The Dew Drop had a flamboyant female impersonator emcee that would bring the entertainers on. The outrageous Patsy Vadalia was her name. On Tabby’s first booking into the club Patsy brought him on out of the clouds. He knew he’d have to live up to the lofty expectations that she built for him with the audience. He came out doing his thing. He was singing, his new recording along with some jump blues numbers and a few standards such as “Body and Soul,” and “September in the Rain.”
“I never will forget.” Dad told me. “They had an older guy, he was sitting over there in a chair listening and watching.” Dad said. “When I finished with my set, I come off the stage and went over to the bar, he came and said, ‘Hey, that was a nice set you did.’ I said thank you.” Dad continued excitedly. “I was clean you know, had on a new suit and my hair laid down, I appreciated what the old fellow said. I went over and sat down at a table and a guy next me, another singer, said, ‘That guy you were talking to, that’s Louis Armstrong.’”

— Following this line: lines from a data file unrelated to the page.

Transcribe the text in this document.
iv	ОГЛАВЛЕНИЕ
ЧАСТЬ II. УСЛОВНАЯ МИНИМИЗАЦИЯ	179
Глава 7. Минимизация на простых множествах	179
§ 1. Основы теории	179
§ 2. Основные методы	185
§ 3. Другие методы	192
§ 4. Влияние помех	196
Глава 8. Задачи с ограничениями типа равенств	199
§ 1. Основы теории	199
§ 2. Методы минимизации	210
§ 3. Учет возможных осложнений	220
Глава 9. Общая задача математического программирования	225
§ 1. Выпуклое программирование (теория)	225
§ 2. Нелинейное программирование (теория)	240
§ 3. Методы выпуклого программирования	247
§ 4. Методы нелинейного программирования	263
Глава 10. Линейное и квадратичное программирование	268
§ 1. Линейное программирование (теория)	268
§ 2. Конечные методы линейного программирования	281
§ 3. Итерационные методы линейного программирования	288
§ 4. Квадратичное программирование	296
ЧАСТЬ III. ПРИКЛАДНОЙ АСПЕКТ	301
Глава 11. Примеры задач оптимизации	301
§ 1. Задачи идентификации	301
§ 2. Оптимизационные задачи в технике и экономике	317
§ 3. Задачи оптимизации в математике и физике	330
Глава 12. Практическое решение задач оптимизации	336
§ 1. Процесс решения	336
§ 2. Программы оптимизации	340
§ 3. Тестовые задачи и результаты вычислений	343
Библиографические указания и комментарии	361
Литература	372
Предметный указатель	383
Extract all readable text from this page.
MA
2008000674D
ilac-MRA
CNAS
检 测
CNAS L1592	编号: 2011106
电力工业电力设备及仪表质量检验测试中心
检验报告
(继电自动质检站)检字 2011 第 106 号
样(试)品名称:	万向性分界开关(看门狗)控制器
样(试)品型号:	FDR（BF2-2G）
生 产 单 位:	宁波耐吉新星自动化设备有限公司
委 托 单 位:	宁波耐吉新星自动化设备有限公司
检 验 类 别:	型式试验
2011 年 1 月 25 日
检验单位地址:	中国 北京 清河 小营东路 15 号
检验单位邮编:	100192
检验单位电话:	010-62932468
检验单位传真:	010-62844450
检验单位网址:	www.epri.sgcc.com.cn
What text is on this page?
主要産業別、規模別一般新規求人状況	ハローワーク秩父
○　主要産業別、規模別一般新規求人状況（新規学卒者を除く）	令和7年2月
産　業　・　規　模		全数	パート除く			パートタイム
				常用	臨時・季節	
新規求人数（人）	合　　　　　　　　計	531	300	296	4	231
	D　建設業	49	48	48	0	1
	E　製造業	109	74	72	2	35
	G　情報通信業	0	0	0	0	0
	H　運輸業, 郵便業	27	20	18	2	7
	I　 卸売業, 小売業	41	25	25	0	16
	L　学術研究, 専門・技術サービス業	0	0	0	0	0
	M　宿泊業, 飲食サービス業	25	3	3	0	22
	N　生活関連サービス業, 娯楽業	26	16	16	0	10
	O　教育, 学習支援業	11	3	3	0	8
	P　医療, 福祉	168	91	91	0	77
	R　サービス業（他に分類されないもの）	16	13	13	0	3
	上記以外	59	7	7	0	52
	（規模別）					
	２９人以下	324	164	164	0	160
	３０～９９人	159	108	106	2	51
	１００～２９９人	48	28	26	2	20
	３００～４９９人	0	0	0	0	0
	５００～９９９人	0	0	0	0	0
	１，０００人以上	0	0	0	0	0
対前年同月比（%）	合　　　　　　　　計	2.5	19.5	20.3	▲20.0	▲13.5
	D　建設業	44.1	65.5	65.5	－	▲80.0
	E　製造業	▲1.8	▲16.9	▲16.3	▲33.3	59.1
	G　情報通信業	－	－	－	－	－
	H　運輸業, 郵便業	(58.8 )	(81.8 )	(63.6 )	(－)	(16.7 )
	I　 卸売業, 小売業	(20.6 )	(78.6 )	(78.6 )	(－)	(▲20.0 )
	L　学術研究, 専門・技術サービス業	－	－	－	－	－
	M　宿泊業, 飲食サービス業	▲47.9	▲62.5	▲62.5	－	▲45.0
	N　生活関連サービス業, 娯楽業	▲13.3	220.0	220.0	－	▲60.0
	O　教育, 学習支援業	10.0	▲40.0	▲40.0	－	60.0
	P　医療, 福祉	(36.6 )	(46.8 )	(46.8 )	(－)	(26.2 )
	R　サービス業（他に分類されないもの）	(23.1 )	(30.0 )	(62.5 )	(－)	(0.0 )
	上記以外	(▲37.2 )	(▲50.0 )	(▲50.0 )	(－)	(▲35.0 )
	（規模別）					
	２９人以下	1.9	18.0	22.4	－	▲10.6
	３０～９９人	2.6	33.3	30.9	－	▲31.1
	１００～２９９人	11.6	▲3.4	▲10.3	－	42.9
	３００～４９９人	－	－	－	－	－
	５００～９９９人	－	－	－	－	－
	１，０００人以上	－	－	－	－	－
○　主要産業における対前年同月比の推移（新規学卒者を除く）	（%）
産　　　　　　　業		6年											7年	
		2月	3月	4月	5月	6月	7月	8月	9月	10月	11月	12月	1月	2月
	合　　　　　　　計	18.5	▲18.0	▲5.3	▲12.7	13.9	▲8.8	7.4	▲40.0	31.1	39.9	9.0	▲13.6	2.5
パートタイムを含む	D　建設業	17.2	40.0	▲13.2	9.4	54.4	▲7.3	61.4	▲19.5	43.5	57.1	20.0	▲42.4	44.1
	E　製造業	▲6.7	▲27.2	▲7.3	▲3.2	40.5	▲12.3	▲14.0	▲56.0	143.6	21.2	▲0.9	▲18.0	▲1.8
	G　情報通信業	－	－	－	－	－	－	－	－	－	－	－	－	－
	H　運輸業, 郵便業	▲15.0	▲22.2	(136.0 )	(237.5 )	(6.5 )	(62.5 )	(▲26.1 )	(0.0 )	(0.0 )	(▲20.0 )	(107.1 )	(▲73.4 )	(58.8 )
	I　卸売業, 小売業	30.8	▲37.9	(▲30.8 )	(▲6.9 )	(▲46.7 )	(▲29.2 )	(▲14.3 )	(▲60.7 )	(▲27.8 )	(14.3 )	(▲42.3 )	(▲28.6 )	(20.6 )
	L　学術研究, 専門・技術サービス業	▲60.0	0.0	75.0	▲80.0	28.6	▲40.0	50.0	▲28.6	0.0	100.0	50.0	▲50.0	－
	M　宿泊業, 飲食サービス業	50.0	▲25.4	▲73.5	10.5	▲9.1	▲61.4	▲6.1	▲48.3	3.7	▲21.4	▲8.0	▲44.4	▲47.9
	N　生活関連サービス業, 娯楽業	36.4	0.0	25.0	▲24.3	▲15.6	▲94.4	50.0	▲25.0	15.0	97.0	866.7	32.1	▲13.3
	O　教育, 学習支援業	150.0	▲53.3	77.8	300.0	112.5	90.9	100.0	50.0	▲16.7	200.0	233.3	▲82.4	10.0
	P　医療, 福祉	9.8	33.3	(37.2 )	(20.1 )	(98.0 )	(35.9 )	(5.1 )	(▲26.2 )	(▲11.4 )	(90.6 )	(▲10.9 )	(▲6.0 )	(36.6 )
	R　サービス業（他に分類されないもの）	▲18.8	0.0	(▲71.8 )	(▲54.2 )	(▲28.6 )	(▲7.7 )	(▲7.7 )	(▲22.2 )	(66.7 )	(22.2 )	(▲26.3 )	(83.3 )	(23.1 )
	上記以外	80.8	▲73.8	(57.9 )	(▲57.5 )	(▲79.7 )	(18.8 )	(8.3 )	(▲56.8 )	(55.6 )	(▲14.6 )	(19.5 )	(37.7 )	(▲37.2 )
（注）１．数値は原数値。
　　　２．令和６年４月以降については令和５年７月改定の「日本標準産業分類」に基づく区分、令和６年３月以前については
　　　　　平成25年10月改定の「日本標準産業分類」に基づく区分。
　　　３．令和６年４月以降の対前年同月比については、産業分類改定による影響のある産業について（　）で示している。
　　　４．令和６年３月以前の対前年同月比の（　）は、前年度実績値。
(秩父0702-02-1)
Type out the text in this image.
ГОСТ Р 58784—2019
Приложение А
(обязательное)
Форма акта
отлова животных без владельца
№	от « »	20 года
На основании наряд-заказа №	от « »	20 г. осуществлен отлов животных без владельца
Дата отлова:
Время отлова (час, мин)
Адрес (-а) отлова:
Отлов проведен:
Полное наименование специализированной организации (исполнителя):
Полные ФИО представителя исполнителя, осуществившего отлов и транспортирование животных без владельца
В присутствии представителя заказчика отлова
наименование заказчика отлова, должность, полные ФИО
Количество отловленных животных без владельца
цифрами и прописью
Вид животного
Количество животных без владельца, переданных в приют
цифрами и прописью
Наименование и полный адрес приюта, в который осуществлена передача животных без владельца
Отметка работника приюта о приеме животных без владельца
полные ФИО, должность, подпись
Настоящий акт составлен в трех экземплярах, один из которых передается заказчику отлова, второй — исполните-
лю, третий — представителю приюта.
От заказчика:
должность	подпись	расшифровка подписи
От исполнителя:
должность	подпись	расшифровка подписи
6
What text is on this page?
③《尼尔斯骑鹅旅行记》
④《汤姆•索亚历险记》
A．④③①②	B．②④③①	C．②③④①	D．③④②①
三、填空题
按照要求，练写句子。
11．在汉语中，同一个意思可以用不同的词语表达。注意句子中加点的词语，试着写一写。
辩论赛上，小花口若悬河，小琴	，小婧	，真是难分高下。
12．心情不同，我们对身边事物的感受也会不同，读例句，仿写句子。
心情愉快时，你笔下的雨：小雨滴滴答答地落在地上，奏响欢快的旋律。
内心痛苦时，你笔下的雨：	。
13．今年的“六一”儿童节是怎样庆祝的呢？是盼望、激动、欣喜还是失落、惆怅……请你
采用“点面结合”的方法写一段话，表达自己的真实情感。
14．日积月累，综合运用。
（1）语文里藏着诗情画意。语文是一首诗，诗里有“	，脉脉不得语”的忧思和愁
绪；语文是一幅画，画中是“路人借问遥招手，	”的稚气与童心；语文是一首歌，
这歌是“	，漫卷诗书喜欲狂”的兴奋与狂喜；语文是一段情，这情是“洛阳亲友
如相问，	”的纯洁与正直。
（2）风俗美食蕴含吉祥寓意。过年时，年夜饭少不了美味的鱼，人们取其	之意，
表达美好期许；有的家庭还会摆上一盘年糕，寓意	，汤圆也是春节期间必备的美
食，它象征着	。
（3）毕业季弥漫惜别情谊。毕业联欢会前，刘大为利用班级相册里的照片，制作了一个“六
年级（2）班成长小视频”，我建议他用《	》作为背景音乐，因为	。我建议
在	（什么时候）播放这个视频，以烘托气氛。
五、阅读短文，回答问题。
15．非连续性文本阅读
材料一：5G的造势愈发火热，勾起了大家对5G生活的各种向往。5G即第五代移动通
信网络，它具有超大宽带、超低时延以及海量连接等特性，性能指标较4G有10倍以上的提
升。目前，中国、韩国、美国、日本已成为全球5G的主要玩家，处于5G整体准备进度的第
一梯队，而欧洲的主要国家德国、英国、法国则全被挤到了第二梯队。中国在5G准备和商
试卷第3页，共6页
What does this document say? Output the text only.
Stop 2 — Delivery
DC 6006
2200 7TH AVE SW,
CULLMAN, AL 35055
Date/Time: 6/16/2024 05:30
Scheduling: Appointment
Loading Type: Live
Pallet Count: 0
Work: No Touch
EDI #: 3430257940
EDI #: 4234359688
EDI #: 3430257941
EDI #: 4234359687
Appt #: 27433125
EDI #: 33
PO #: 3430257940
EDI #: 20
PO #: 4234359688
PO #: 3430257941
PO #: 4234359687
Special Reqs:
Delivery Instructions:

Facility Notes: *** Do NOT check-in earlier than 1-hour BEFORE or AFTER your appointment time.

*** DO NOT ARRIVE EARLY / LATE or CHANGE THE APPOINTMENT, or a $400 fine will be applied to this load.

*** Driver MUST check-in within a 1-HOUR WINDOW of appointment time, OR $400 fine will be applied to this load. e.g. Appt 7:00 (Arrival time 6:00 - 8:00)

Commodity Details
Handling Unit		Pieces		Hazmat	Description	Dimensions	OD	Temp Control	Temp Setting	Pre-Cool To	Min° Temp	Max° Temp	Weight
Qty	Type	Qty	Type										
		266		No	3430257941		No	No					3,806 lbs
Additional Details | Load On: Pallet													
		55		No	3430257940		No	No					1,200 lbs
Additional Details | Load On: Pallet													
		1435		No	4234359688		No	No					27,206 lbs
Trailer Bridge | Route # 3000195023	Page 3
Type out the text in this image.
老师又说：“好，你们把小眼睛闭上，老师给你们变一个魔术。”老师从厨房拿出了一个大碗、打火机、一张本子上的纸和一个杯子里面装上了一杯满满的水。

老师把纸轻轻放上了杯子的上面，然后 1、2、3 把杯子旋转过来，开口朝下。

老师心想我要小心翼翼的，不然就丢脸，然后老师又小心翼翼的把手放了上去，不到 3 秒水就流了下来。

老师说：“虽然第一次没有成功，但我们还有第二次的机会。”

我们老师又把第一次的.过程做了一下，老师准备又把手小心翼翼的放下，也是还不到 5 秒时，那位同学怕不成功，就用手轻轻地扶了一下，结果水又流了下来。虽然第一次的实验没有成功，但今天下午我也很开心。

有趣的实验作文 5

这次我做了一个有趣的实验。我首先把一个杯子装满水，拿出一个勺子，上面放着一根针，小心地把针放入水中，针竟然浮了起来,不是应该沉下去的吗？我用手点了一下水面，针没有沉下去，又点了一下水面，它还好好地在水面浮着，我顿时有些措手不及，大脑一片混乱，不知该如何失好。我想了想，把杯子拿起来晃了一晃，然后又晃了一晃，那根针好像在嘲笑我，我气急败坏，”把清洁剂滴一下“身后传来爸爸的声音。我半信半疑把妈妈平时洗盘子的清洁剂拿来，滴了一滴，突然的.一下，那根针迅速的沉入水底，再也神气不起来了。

Dad and the singer began bonding and the singer introduced himself as Johnny Adams. Johnny was one of New Orleans’ best up and coming young singers.
“Man, where you from?” Johnny asked.
“Baton Rouge.” Dad said,
“Man, they do that up there in Baton Rouge where you at?”
“Yeah, man, they do.” Dad assured him.
“Well man, I’d sure like to go up there one day.”
“After they pay me tonight, if you want to go, I’ll take you.” Dad said, before going on stage for another set.
Louis Armstrong made a call setting dad up with a booking agent, Eric Shaw. Eric Shaw agency started booking Dad all over Texas and Arkansas. Louis Armstrong just happened to be in New Orleans while Tabby had a regular engagement at the Doo Drop Inn. Dad always told me Louis Armstrong was his all time favorite trumpet player.